Probably my favorite analogy in this blog points out that the US Census is a good example of batch data collection. Why does it still work like that, with so much brute-force data gathering? Wouldn’t it be easier to establish and keep a journal of births, deaths and relocations that could produce population counts in real-time?
Another thing I really like about this post are the author’s thoughts on potential future directions. He posits three possibilities for the evolution of logs:
- A continuation of the status quo; that is, “the separation of systems remains more or less as it is for a good deal longer.”
- A “reconsolidation” towards unifying “uber-systems” embodying greater generality, in which many of today’s specialized data processing functions are merged.
- The ultimate unbundling of data infrastructure into a collection of services and application-facing APIs, not unlike the Java stack.
This reminds me of the history of cloud computing: how things start off at A and go to B and then “regress” back to A in a new light. In the days of the mainframe everything was offsite; then computing power was brought in-house for a variety of reasons; then it arched back out to the cloud again; and now it’s being drawn back into private dedicated infrastructure (that is, organizations are moving back to having their own, dedicated hardware).
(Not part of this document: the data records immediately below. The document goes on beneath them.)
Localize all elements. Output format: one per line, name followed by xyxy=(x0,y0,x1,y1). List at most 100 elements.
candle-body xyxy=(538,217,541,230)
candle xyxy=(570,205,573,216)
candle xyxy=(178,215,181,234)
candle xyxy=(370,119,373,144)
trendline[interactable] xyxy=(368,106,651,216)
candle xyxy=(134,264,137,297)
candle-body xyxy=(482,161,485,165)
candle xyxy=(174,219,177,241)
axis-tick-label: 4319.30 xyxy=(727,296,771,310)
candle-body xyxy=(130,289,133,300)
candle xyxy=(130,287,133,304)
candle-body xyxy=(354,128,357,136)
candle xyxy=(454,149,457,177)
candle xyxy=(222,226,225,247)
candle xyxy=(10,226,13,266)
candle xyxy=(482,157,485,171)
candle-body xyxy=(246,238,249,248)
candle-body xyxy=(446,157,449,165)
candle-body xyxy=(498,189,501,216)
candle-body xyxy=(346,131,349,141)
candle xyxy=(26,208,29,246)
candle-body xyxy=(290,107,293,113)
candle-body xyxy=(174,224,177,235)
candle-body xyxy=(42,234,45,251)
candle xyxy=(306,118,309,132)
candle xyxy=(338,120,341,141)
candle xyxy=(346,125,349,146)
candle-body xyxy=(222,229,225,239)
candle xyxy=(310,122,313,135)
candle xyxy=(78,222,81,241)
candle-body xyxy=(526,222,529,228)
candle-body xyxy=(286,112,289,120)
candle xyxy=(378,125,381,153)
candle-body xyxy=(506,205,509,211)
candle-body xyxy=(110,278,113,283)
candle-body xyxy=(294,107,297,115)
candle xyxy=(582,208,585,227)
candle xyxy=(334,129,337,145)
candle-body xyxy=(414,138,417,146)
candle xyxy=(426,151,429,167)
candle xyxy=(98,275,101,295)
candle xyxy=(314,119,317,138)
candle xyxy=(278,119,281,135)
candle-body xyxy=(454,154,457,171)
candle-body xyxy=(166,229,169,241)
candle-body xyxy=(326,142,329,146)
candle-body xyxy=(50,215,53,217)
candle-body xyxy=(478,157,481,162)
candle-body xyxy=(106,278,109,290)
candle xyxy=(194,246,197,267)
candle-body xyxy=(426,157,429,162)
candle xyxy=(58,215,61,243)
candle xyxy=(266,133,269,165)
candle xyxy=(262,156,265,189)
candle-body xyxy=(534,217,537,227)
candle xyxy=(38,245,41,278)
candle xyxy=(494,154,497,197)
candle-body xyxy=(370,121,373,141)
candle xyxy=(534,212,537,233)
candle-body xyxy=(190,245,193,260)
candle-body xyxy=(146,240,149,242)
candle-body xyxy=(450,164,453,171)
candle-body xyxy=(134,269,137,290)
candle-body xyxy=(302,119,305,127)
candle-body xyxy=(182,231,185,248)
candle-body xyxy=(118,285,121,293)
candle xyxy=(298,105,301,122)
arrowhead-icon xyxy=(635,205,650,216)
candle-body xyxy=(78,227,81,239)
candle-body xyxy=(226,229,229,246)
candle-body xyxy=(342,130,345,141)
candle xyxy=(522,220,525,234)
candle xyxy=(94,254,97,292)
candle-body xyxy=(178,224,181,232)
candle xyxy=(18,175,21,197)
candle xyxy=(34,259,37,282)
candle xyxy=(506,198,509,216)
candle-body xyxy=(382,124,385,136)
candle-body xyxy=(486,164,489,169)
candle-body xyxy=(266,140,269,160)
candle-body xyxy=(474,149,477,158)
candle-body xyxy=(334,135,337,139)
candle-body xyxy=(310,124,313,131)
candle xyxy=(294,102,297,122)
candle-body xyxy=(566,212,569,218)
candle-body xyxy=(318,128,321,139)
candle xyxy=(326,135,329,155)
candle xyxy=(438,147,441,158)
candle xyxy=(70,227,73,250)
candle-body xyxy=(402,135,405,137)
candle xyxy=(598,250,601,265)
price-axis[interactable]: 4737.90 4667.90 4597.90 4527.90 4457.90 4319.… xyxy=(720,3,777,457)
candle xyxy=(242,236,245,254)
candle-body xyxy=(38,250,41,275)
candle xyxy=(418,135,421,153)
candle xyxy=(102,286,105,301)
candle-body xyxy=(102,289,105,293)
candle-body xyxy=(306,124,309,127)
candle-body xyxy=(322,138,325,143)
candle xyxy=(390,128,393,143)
One way to look at it is that it’s all about relinquishing control and then getting it back and then relinquishing it again in exchange for new capabilities and then getting control back again… What is central becomes distributed, and so it goes. Instead of having twenty different systems that need to be integrated, why not have one uber-system that does it all - especially if the data store can become generic enough to support all the different indexes and views that enterprises increasingly require?
As any technology progresses it gets easier and easier to setup. So if we stop focusing on a specific data storage technology and instead start offering a collection of commodity, black-box, building-block data services, then all we have to do is couple things together. So things might evolve that way.
But I don’t think things are likely to stay as they are now for long. Many of us are intensely focused on setting up various individual, distributed technologies. I think largely this stems from the pain people are experiencing with traditional systems. As clear winners emerge among these distributed solutions, it’s likely that they will become more and more generic and we can increasingly fall back on them to get the job done.
But don’t take my word for it - read Jay’s post and draw your own conclusions. Don’t forget to watch Ren & Stimpy’s “The Log Song” when you’ve reached the end.